Since the devil has no creative power, his power lies in undoing what God has done. God wills that we should live forever and live abundantly so the devil will do whatever he can to prevent us from yearning to spend eternity with God. In countless cunning ways, the devil has destroyed the eternal lives of many souls for that is what happens to those who ultimately reject God's will to live this lifetime with love.
We avoid the reality of death as much as we can. The funeral industry helps us gloss over death's stark reality yet we should not be afraid of death. As Jesus said to the little girl's father, "Do not be afraid, just have faith." How I wish I had reflected more on that line when I heard this gospel 30 years ago when my mother was dying! I confess that both my mother and I were afraid and hesitant to talk about what was happening to her. She was dying of heart failure at age 65, perhaps the consequence of smoking for so many years. What might those last few weeks together have been like if we had honestly shared our feelings and hopes as to what would soon happen to her?
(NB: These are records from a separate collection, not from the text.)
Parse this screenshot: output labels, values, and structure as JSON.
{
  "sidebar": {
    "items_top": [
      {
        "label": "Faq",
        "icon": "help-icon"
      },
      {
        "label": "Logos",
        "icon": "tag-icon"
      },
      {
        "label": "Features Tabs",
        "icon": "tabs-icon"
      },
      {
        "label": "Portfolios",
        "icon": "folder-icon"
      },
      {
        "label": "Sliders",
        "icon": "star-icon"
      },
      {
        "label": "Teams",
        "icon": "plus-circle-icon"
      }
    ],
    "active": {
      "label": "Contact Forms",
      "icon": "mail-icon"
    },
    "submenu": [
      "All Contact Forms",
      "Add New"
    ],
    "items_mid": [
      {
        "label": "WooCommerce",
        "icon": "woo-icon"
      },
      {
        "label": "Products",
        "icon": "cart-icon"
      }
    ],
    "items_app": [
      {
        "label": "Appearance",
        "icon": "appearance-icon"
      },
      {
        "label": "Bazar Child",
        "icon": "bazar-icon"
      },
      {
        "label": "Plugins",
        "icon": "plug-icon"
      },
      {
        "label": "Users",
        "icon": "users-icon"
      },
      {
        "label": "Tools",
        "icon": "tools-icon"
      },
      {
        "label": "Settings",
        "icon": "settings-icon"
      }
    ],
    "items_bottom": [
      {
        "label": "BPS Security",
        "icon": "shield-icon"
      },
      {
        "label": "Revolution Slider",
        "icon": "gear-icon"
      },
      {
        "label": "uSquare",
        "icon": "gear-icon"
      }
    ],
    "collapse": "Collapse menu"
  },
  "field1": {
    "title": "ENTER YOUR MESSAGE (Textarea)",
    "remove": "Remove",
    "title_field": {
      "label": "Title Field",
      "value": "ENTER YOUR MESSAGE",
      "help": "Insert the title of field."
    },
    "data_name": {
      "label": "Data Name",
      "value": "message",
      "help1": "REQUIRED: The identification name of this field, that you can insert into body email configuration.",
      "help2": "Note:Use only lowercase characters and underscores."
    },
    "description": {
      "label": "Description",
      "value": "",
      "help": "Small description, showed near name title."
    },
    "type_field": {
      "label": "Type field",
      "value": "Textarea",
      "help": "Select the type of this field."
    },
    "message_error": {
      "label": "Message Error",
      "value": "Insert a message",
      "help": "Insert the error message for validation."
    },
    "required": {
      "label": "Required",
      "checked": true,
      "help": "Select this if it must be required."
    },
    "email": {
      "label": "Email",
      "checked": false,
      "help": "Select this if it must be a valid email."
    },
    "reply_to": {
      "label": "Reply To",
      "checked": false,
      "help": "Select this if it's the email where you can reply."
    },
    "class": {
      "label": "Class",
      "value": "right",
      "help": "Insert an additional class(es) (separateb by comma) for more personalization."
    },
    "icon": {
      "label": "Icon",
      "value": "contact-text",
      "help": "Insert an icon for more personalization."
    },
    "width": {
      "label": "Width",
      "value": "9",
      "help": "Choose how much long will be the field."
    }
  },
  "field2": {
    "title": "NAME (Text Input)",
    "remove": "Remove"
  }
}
Some day, death will be our extraordinary experience, but when that happens, our lives won't end for what Jesus said to the little girl on her death bed, he will say to us, "I say to you, arise!" and we will. Like Jesus on Easter, we will arise from the dead. We will rise from the sleep of death and see for ourselves that God formed us to be imperishable. On that day, our mourning will turn into dancing.
Where we will spend eternity is but one more choice we make daily in this lifetime. Every day we can reaffirm our choice to be in heaven, where we will be imperishable, always rejoicing and praising our creator who formed us in his image. In other words, we can live each day, knowing that we are destined for a life that is better than any that can be experienced here on earth.
Imagine the lowly caterpillar. It is meant to become a butterfly but it doesn't know it. So it glories in its fuzzy coat and many legs and thinks it is God's grandest creature. At its appointed time, it blindly, unwillingly, grudgingly builds itself a cocoon and waits to die in darkness. But only that which is caterpillar dies. The rest of it is transformed into a beautiful butterfly.
And so it is with us. We are not made to be merely human. There is something in us that cries out for another kind of life. We were created to love, not die. The death we fear is just one of many things we have to experience, like eating and sleeping, to fulfill our human potential. As I often said at funerals, death is our transition from a journey of time to one that is timeless.
In our darkest moments, when the devil could find us most susceptible to giving into his sly message that God doesn't really care about us, we must never forget that at our appointed hour, Jesus hopes to say to us, "I say to you, arise," inviting those who want to experience life anew to come alive. He may not heal us in the manner we are seeking here and now, but he will heal us in ways that will leave us wholesome creatures for all eternity. The choice is up to us to accept his invitation.